Find a triple $(l, m, n)$ of positive integers $(1<l<m<n)$, such that $\sum_{k=1}^{l}k, \sum_{k=l+1}^{m}k, \sum_{k=m+1}^{n}k$ form a geometric sequence in order.

The incircle $I$ of $\triangle ABC$ is tangent to sides $AB,BC,CA$ at $D,E,F$ respectively. Line $EF$ intersects lines $AI,BI,DI$ at $M,N,K$ respectively. Prove that $DM\cdot KE=DN\cdot KF$.

For composite number $n$, let $f(n)$ denote the sum of the least three divisors of $n$, and $g(n)$ the sum of the greatest two divisors of $n$. Find all composite numbers $n$, such that $g(n)=(f(n))^m$ ($m\in N^*$).

Let $a, b, c, d$ be real numbers satisfying inequality $a\cos x+b\cos 2x+c\cos 3x+d\cos 4x\le 1$ holds for arbitrary real number $x$. Find the maximal value of $a+b-c+d$ and determine the values of $a,b,c,d$ when that maximum is attained.

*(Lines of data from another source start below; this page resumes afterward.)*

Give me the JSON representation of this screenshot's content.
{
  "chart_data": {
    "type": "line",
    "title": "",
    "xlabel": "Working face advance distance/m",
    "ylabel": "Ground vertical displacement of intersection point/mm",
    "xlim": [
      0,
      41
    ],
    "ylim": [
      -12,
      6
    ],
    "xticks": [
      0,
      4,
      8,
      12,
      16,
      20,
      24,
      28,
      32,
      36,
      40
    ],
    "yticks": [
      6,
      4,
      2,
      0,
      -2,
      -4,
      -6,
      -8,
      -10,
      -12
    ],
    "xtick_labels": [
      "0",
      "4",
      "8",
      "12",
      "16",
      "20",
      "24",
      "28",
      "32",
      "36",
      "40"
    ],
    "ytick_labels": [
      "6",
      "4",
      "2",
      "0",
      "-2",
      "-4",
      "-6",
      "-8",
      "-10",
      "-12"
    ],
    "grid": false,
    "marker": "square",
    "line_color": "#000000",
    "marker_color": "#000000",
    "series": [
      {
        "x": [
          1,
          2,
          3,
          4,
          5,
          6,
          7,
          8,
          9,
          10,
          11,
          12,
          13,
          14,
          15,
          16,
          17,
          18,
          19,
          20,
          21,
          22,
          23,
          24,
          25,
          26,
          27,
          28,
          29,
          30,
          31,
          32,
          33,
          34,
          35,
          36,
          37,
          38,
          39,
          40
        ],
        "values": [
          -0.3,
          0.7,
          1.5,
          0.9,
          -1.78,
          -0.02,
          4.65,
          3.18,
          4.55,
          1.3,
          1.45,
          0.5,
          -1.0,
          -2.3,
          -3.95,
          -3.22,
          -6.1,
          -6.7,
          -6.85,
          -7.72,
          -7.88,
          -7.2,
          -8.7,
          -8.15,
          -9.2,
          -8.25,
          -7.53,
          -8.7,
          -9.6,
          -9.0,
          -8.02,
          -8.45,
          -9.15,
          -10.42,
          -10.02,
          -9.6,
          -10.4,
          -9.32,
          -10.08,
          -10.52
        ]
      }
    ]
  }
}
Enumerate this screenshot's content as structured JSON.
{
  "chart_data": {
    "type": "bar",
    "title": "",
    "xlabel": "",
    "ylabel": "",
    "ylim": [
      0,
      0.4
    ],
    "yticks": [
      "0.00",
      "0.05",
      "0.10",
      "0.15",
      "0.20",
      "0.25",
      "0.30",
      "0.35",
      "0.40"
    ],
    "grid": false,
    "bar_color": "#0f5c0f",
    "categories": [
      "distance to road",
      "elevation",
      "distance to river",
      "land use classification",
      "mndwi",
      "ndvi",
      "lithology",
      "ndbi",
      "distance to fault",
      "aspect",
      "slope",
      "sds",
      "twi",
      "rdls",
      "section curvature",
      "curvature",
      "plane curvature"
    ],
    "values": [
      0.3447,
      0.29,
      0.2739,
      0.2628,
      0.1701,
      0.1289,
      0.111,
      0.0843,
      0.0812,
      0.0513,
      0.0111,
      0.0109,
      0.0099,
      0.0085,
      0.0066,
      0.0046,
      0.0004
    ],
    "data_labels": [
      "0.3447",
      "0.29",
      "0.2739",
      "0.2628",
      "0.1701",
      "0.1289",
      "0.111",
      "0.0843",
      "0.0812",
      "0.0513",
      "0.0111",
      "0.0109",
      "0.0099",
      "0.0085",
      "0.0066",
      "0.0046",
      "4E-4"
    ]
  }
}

A nonnegative integer $m$ is called a “six-composited number” if $m$ and the sum of its digits are both multiples of $6$. How many “six-composited numbers” that are less than $2012$ are there?

Find the least natural number $n$, such that the following inequality holds:$\sqrt{\dfrac{n-2011}{2012}}-\sqrt{\dfrac{n-2012}{2011}}<\sqrt[3]{\dfrac{n-2013}{2011}}-\sqrt[3]{\dfrac{n-2011}{2013}}$.

In $\triangle ABC$, point $D$ lies on side $AC$ such that $\angle ABD=\angle C$. Point $E$ lies on side $AB$ such that $BE=DE$. $M$ is the midpoint of segment $CD$. Point $H$ is the foot of the perpendicular from $A$ to $DE$. Given $AH=2-\sqrt{3}$ and $AB=1$, find the size of $\angle AME$.

Let positive integers $m,n$ satisfy $n=2^m-1$. $P_n =\{1,2,\cdots ,n\}$ is a set that contains $n$ points on an axis. A grasshopper on the axis can leap from one point to another adjacent point. Find the maximal value of $m$ satisfying following conditions: (a) $x, y$ are two arbitrary points in $P_n$; (b) starting at point $x$, the grasshopper leaps $2012$ times and finishes at point $y$; (the grasshopper is allowed to travel $x$ and $y$ more than once) (c) there are even number ways for the grasshopper to do (b).